Three days after the final rule was sent to the OMB for review, the House and Senate introduced legislation to repeal the proposal and lay out instructions on how DOL must proceed if it wants to issue any similar regulation.  The Protecting Workplace Advancement and Opportunity Act would:

1. Nullify the DOL’s overtime rule

2. Allow a “substantially similar” rule to be proposed only if certain requirements are met, including:

  • A full and complete economic analysis using improved data that, among other things,
    • addresses geographic cost-of-living differences;
    • analyzes the percentage of full-time workers affected, broken down by state, industry, small organizations and businesses, small governmental entities (including school districts), non-profits, and some health care providers;
    • considers the impact on lower wage industries, including by geographic area;
    • analyzes management and HR costs;
    • considers non-financial costs, such as the impact on workplace flexibility
  • Publication of a small business compliance guide
  • A public comment period of at least 120 days
  • An effective date that is at least one year after publication of a final rule

3. Require any future rule that changes the “duties test” to provide proposed regulatory language that is subject to public comment.

Even if the legislation is passed by the House and Senate, the President will not be inclined to undermine his administration by signing it.  Still, it would highlight for the OMB, as it reviews DOL’s work, the concerns that Congress and others have with the administration’s approach. Congress may also decide to invoke the Congressional Review Act (CRA) after the rule is finalized.  Under the CRA, Congress has 60 days to pass a resolution disapproving the regulation.
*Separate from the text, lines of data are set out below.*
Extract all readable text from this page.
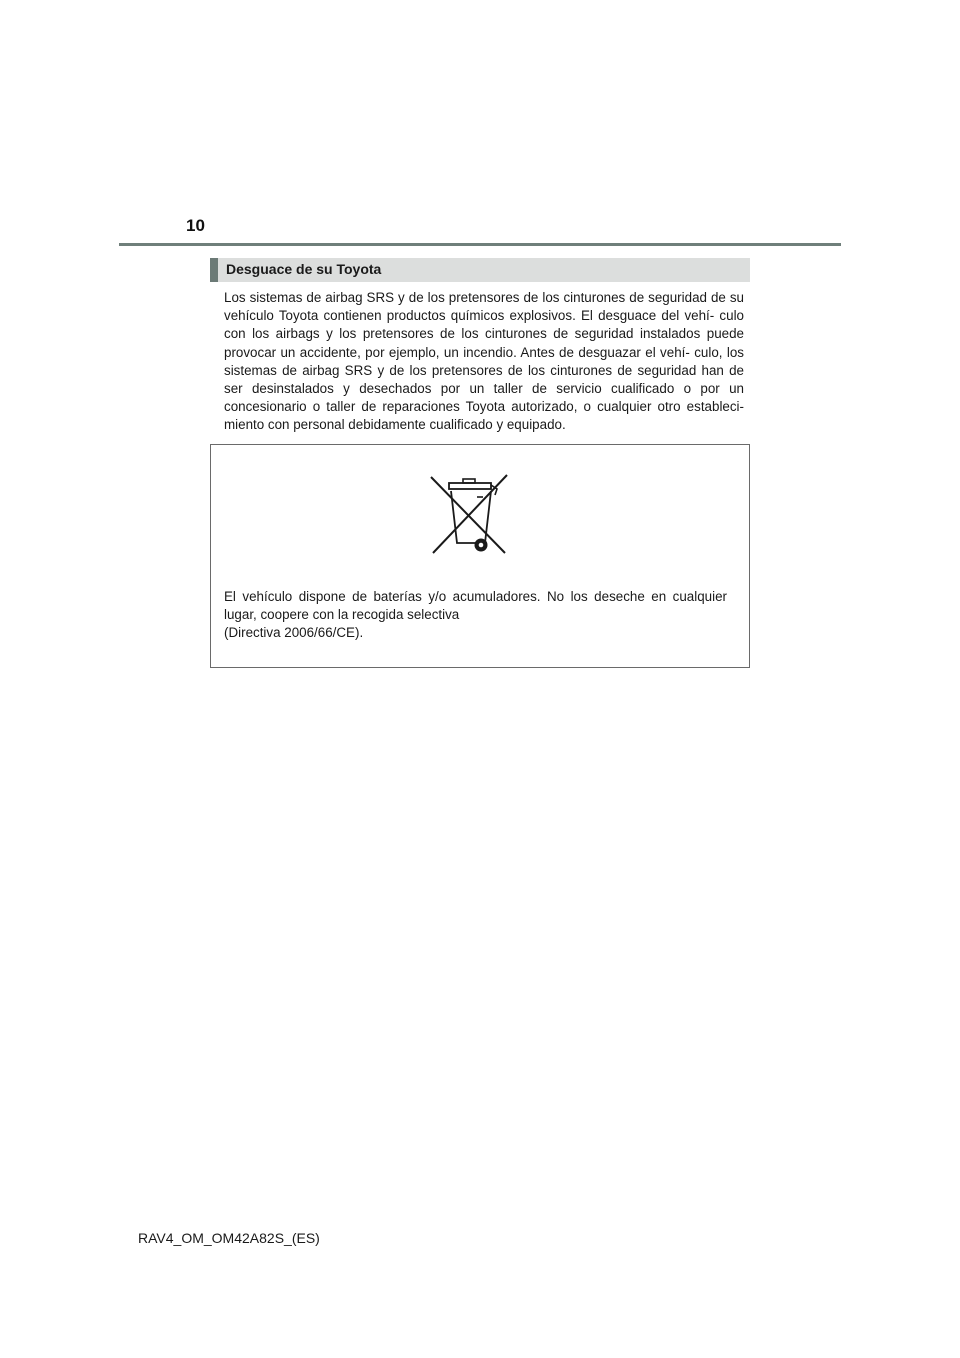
10
Desguace de su Toyota

Los sistemas de airbag SRS y de los pretensores de los cinturones de seguridad de su vehículo Toyota contienen productos químicos explosivos. El desguace del vehí- culo con los airbags y los pretensores de los cinturones de seguridad instalados puede provocar un accidente, por ejemplo, un incendio. Antes de desguazar el vehí- culo, los sistemas de airbag SRS y de los pretensores de los cinturones de seguridad han de ser desinstalados y desechados por un taller de servicio cualificado o por un concesionario o taller de reparaciones Toyota autorizado, o cualquier otro estableci- miento con personal debidamente cualificado y equipado.

El vehículo dispone de baterías y/o acumuladores. No los deseche en cualquier
lugar, coopere con la recogida selectiva
(Directiva 2006/66/CE).

RAV4_OM_OM42A82S_(ES)
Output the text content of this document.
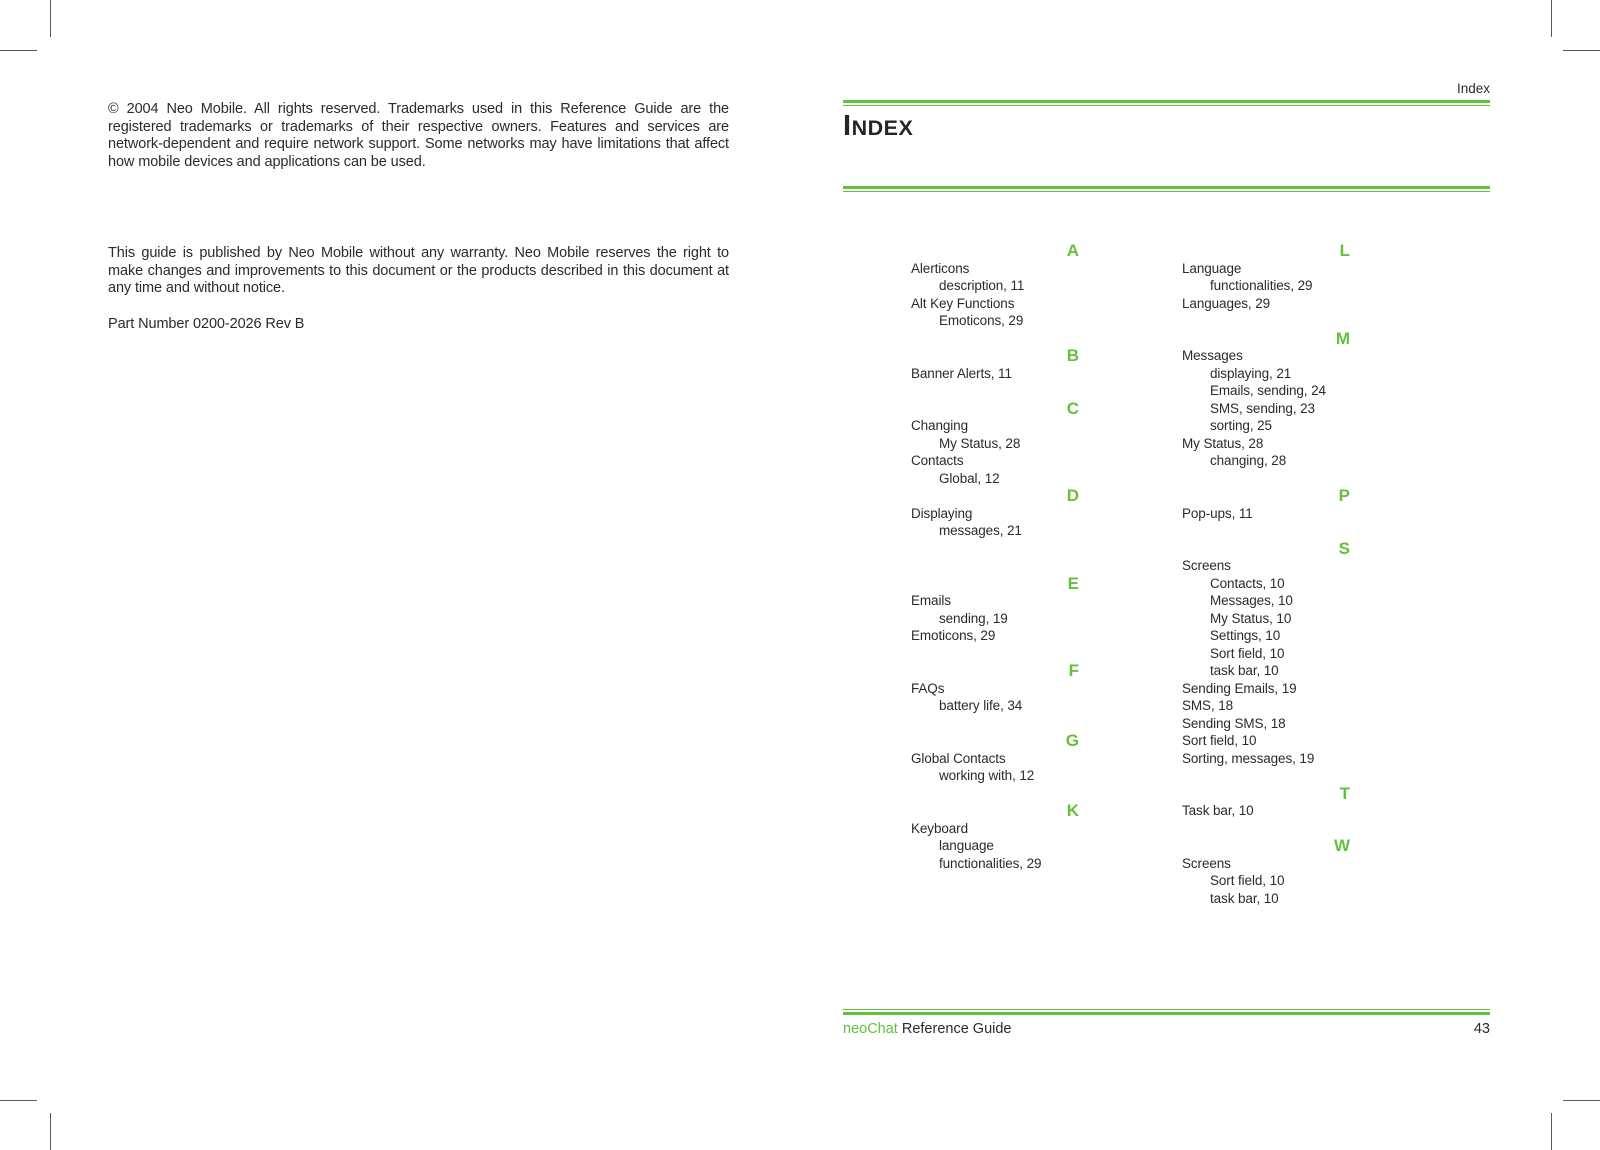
© 2004 Neo Mobile. All rights reserved. Trademarks used in this Reference Guide are the registered trademarks or trademarks of their respective owners. Features and services are network-dependent and require network support. Some networks may have limitations that affect how mobile devices and applications can be used.

This guide is published by Neo Mobile without any warranty. Neo Mobile reserves the right to make changes and improvements to this document or the products described in this document at any time and without notice.

Part Number 0200-2026 Rev B

Index
INDEX
A
Alerticons
description, 11
Alt Key Functions
Emoticons, 29
B
Banner Alerts, 11
C
Changing
My Status, 28
Contacts
Global, 12
D
Displaying
messages, 21
E
Emails
sending, 19
Emoticons, 29
F
FAQs
battery life, 34
G
Global Contacts
working with, 12
K
Keyboard
language
functionalities, 29
L
Language
functionalities, 29
Languages, 29
M
Messages
displaying, 21
Emails, sending, 24
SMS, sending, 23
sorting, 25
My Status, 28
changing, 28
P
Pop-ups, 11
S
Screens
Contacts, 10
Messages, 10
My Status, 10
Settings, 10
Sort field, 10
task bar, 10
Sending Emails, 19
SMS, 18
Sending SMS, 18
Sort field, 10
Sorting, messages, 19
T
Task bar, 10
W
Screens
Sort field, 10
task bar, 10
neoChat Reference Guide	43
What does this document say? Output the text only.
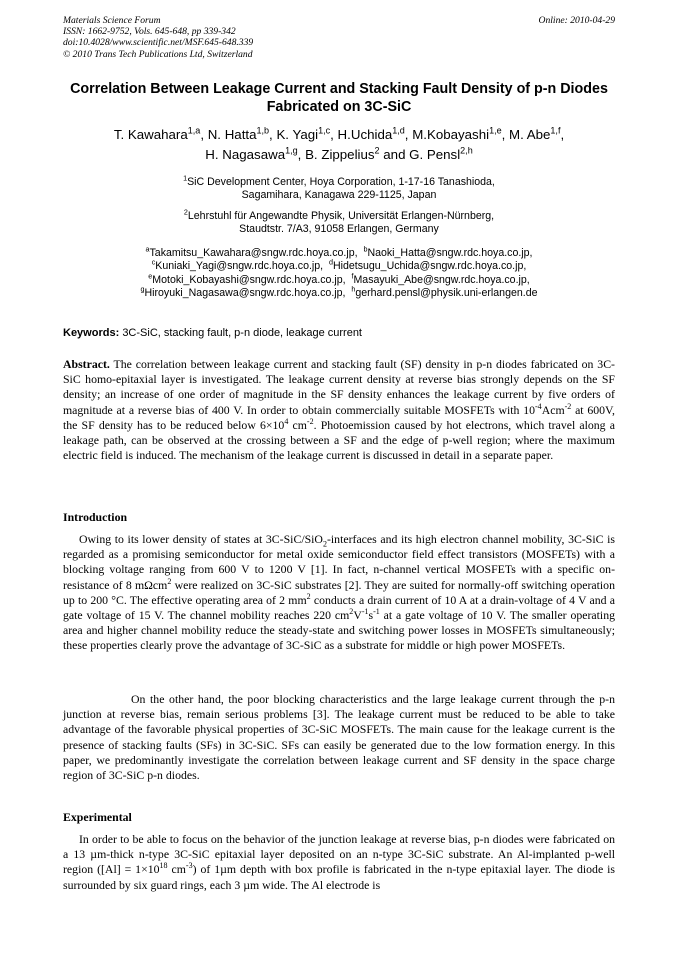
Materials Science Forum
ISSN: 1662-9752, Vols. 645-648, pp 339-342
doi:10.4028/www.scientific.net/MSF.645-648.339
© 2010 Trans Tech Publications Ltd, Switzerland
Online: 2010-04-29
Correlation Between Leakage Current and Stacking Fault Density of p-n Diodes Fabricated on 3C-SiC
T. Kawahara$^{1,a}$, N. Hatta$^{1,b}$, K. Yagi$^{1,c}$, H.Uchida$^{1,d}$, M.Kobayashi$^{1,e}$, M. Abe$^{1,f}$,
H. Nagasawa$^{1,g}$, B. Zippelius$^2$ and G. Pensl$^{2,h}$
$^1$SiC Development Center, Hoya Corporation, 1-17-16 Tanashioda,
Sagamihara, Kanagawa 229-1125, Japan
$^2$Lehrstuhl für Angewandte Physik, Universität Erlangen-Nürnberg,
Staudtstr. 7/A3, 91058 Erlangen, Germany
$^a$Takamitsu_Kawahara@sngw.rdc.hoya.co.jp, $^b$Naoki_Hatta@sngw.rdc.hoya.co.jp,
$^c$Kuniaki_Yagi@sngw.rdc.hoya.co.jp, $^d$Hidetsugu_Uchida@sngw.rdc.hoya.co.jp,
$^e$Motoki_Kobayashi@sngw.rdc.hoya.co.jp, $^f$Masayuki_Abe@sngw.rdc.hoya.co.jp,
$^g$Hiroyuki_Nagasawa@sngw.rdc.hoya.co.jp, $^h$gerhard.pensl@physik.uni-erlangen.de
Keywords: 3C-SiC, stacking fault, p-n diode, leakage current
Abstract. The correlation between leakage current and stacking fault (SF) density in p-n diodes fabricated on 3C-SiC homo-epitaxial layer is investigated. The leakage current density at reverse bias strongly depends on the SF density; an increase of one order of magnitude in the SF density enhances the leakage current by five orders of magnitude at a reverse bias of 400 V. In order to obtain commercially suitable MOSFETs with $10^{-4}Acm^{-2}$ at 600V, the SF density has to be reduced below $6\times 10^4$ $cm^{-2}$. Photoemission caused by hot electrons, which travel along a leakage path, can be observed at the crossing between a SF and the edge of p-well region; where the maximum electric field is induced. The mechanism of the leakage current is discussed in detail in a separate paper.
Introduction
Owing to its lower density of states at 3C-SiC/SiO$_2$-interfaces and its high electron channel mobility, 3C-SiC is regarded as a promising semiconductor for metal oxide semiconductor field effect transistors (MOSFETs) with a blocking voltage ranging from 600 V to 1200 V [1]. In fact, n-channel vertical MOSFETs with a specific on-resistance of 8 mΩcm$^2$ were realized on 3C-SiC substrates [2]. They are suited for normally-off switching operation up to 200 °C. The effective operating area of 2 $mm^2$ conducts a drain current of 10 A at a drain-voltage of 4 V and a gate voltage of 15 V. The channel mobility reaches 220 $cm^2V^{-1}s^{-1}$ at a gate voltage of 10 V. The smaller operating area and higher channel mobility reduce the steady-state and switching power losses in MOSFETs simultaneously; these properties clearly prove the advantage of 3C-SiC as a substrate for middle or high power MOSFETs.
On the other hand, the poor blocking characteristics and the large leakage current through the p-n junction at reverse bias, remain serious problems [3]. The leakage current must be reduced to be able to take advantage of the favorable physical properties of 3C-SiC MOSFETs. The main cause for the leakage current is the presence of stacking faults (SFs) in 3C-SiC. SFs can easily be generated due to the low formation energy. In this paper, we predominantly investigate the correlation between leakage current and SF density in the space charge region of 3C-SiC p-n diodes.
Experimental
In order to be able to focus on the behavior of the junction leakage at reverse bias, p-n diodes were fabricated on a 13 µm-thick n-type 3C-SiC epitaxial layer deposited on an n-type 3C-SiC substrate. An Al-implanted p-well region ($[Al] = 1\times 10^{18}$ $cm^{-3}$) of 1µm depth with box profile is fabricated in the n-type epitaxial layer. The diode is surrounded by six guard rings, each 3 µm wide. The Al electrode is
Again, if any such resolution passed, it would likely face a veto from the President.  Some of these maneuvers may be pursued with some hope of delay.  The closer to the end of this (election) year that regulations are finalized, the more opportunity there is to overturn them when a new administration is in office.

Let’s remember that we don’t know for sure what the DOL’s final proposal looks like or what OMB will do.  By early summer, we should have more answers and the next steps will be more clear.